Another pillar of ROM is the use of expected treatment response graphs (ETR) that predict likely progress of treatment over time. The ETR models ROM generate are proprietary—the systems themselves are commercial. Wampold et al point out that these ETR curves (as currently constructed) do not represent the expected trajectories of cases that actually recover, but rather the average expected progress based on all clinical cases with similar baseline scores.

In the OQ System, for instance, cases that are similar to the average patient are considered “On Track” when they are really only “On Track” for an average treatment response, but not for a satisfactory recovery, which might require far more improvement.

ROM systems are often used to identify top performing or expert therapists: therapists with larger client changes are assumed to have greater expertise. Some clinicians actually use their performance data to market their services. The problem is, as we have noted, that observed client change of statistical significance do not always indicate interventions that were clinically significant. That some experienced therapists might receive a high number of referrals of difficult cases, while less effective therapists might see a high proportion of clients that recover naturally, is not a discrimination these systems can make accurately at this time.

The implication for clinicians is that they should exercise caution in using any ROM system.

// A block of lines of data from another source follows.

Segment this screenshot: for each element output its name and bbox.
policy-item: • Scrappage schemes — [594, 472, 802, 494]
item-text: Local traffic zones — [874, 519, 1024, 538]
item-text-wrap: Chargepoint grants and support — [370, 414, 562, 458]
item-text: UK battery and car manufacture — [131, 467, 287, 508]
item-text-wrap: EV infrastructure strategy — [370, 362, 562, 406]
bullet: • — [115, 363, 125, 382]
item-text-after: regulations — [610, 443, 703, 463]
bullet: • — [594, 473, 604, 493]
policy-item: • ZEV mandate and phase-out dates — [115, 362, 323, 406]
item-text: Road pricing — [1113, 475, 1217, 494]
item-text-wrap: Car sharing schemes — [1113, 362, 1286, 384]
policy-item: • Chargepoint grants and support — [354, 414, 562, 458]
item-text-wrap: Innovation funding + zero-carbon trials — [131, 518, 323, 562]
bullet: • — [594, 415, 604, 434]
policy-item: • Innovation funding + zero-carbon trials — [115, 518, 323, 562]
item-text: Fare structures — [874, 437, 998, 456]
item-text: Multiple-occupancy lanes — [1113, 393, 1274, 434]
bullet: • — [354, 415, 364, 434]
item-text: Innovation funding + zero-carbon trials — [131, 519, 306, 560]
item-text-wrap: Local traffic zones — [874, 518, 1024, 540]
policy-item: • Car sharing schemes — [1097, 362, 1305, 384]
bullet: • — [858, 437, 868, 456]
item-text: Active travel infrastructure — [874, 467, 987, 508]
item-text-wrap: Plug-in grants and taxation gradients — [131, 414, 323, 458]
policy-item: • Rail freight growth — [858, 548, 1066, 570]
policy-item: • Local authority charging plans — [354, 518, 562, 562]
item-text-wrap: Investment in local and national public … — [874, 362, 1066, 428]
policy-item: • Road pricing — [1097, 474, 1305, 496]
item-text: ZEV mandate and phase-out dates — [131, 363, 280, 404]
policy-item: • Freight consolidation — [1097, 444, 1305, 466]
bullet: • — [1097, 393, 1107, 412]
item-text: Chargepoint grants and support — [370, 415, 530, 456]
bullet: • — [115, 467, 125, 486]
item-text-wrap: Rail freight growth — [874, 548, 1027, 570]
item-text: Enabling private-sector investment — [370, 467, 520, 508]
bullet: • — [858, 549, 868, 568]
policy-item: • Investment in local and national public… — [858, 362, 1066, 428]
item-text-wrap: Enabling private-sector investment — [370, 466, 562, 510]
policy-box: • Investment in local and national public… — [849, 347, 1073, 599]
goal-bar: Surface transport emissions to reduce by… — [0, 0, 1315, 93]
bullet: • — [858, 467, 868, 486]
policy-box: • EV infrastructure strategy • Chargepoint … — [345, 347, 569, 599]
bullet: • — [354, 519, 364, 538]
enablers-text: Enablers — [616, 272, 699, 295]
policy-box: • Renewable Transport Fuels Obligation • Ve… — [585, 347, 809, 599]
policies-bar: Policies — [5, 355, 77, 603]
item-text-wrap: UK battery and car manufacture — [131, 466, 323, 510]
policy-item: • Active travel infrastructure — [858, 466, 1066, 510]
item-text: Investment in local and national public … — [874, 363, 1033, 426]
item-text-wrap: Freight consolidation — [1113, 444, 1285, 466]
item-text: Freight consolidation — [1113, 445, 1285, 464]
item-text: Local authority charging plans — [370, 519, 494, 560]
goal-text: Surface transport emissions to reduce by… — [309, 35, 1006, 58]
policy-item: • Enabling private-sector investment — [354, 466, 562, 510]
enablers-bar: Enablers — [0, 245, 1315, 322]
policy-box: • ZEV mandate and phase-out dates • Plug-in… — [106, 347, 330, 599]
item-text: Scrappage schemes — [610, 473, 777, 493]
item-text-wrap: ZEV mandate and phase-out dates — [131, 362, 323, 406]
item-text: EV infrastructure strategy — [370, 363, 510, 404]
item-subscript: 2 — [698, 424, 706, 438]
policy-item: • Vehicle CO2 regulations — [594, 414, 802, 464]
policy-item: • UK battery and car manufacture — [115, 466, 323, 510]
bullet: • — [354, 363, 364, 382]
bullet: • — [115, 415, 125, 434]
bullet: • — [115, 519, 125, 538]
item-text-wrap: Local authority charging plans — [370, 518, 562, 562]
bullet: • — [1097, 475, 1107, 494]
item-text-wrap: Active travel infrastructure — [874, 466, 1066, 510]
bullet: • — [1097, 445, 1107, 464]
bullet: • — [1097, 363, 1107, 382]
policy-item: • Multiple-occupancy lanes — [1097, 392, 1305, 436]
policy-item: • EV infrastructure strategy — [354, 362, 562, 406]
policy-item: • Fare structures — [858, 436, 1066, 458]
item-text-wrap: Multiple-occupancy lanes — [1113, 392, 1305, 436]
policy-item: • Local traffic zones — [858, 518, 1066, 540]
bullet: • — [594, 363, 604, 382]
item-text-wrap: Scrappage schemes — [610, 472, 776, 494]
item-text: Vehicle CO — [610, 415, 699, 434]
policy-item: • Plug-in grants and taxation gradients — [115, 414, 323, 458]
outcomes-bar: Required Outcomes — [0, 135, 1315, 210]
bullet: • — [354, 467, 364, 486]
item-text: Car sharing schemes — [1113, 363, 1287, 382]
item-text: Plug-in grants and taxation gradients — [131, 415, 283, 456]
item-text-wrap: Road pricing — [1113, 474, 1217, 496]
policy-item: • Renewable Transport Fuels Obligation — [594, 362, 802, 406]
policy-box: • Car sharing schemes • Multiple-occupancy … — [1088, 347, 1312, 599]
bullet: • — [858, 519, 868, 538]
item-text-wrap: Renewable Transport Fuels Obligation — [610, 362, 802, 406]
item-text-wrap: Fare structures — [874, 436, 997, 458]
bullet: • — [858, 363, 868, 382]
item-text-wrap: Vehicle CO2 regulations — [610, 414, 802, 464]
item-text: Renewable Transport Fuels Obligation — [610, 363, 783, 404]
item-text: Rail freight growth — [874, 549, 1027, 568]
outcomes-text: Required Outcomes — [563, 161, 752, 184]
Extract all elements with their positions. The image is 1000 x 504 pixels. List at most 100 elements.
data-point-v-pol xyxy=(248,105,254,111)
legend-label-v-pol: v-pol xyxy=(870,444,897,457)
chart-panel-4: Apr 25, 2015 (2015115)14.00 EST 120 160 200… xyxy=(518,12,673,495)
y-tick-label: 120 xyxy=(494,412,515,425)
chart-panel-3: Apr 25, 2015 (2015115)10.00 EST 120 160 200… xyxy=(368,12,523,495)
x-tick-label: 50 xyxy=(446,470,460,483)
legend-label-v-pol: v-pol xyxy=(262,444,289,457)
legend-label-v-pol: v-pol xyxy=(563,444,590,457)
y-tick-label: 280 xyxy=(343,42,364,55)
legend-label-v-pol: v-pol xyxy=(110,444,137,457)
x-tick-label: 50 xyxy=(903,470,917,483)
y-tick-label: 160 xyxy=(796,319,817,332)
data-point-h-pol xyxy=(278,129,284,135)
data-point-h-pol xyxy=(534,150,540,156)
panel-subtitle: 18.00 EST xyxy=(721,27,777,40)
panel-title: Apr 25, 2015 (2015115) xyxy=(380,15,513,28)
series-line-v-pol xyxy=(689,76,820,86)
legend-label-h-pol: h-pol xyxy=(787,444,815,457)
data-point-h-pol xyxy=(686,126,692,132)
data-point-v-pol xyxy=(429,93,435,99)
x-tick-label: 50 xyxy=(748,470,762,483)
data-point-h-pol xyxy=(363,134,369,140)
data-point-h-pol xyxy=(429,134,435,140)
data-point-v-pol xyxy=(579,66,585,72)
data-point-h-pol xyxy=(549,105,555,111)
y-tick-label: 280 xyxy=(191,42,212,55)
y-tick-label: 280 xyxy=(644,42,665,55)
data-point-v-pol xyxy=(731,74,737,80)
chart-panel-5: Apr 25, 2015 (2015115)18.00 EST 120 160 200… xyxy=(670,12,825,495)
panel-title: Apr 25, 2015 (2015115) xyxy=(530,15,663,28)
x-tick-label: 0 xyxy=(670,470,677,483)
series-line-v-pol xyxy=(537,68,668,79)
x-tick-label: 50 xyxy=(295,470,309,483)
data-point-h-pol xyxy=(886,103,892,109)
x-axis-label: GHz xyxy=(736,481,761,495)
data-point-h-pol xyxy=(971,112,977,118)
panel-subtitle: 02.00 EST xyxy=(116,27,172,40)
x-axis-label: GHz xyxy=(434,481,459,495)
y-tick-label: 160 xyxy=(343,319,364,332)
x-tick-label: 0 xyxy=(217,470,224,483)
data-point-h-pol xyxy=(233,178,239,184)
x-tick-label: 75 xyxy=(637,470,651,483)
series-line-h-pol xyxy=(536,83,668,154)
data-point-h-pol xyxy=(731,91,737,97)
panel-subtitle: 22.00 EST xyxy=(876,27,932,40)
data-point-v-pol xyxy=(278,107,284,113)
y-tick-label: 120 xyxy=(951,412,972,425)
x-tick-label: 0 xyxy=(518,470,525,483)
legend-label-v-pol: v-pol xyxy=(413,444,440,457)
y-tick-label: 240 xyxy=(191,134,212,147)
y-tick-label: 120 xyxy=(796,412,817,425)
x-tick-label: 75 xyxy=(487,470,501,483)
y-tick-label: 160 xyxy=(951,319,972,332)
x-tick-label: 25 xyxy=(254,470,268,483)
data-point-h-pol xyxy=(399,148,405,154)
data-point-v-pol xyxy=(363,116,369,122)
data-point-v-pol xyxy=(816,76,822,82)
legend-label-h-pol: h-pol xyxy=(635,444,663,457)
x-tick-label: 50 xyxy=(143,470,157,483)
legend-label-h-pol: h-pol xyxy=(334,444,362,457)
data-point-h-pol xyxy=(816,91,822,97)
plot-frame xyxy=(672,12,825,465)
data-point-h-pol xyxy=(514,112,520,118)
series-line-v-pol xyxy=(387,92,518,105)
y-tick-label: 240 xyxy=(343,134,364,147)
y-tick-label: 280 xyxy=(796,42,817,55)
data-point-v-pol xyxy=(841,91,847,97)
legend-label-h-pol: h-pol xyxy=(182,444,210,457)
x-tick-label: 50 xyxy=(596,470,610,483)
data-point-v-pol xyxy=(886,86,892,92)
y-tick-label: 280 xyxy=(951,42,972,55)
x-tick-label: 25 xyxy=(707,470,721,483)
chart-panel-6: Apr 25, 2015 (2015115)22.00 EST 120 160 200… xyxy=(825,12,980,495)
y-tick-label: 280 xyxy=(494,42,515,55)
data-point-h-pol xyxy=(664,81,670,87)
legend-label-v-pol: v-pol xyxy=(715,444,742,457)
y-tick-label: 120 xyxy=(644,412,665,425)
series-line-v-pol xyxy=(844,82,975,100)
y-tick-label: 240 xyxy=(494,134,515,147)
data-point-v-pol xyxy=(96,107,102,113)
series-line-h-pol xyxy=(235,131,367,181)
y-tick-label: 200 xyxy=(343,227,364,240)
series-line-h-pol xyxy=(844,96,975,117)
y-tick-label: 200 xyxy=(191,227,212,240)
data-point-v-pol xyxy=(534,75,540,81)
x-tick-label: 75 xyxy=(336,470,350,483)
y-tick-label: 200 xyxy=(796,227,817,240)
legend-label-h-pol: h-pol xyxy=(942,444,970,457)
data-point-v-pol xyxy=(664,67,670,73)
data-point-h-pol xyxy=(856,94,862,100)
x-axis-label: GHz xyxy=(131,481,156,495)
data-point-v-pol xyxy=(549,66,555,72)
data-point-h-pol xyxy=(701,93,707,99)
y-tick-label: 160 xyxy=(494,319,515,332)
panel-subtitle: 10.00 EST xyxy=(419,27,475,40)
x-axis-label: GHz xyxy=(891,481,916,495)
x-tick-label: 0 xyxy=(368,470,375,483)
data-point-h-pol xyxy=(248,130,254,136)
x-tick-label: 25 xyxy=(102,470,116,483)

For clinician’s using ROM systems our advice is as follows: –The important data points in a ROM system is the patient’s score and the trajectory of change. The clinician should take these two things into consideration together with all other information and ask the question, is the patient benefiting from treatment and is there something to do to enhance the benefit.
–Cases where there is significant deterioration deserve close clinical scrutiny in view of the evidence that deterioration is a ROM systems’ most robust clinical signal. –Clinicians should be skeptical of efforts to benchmark clinician performance.

Despite these caveats, ROM systems have the potential to improve the effectiveness of psychological treatments. We will discuss what CarePaths and others are doing to improve ROM systems in a subsequent blog post.

*ROM Systems in use in the USA. Each system is proprietary.

OQ System –Developed by Lambert and Burlingame PCOMS—Developed by Miller and Duncan ACORN—Developed by Brown and colleagues BHM—Developed by Kopta and colleagues STIC—Developed by Pinsof and colleagues TOP—Developed by Kraus and colleagues Each of these systems uses clinical cut-off scores with the exception of TOP. Each uses clinical significance with the exception of STIC and TOP. And each uses expected treatment response (ETR) except BHM, STIC and TOP.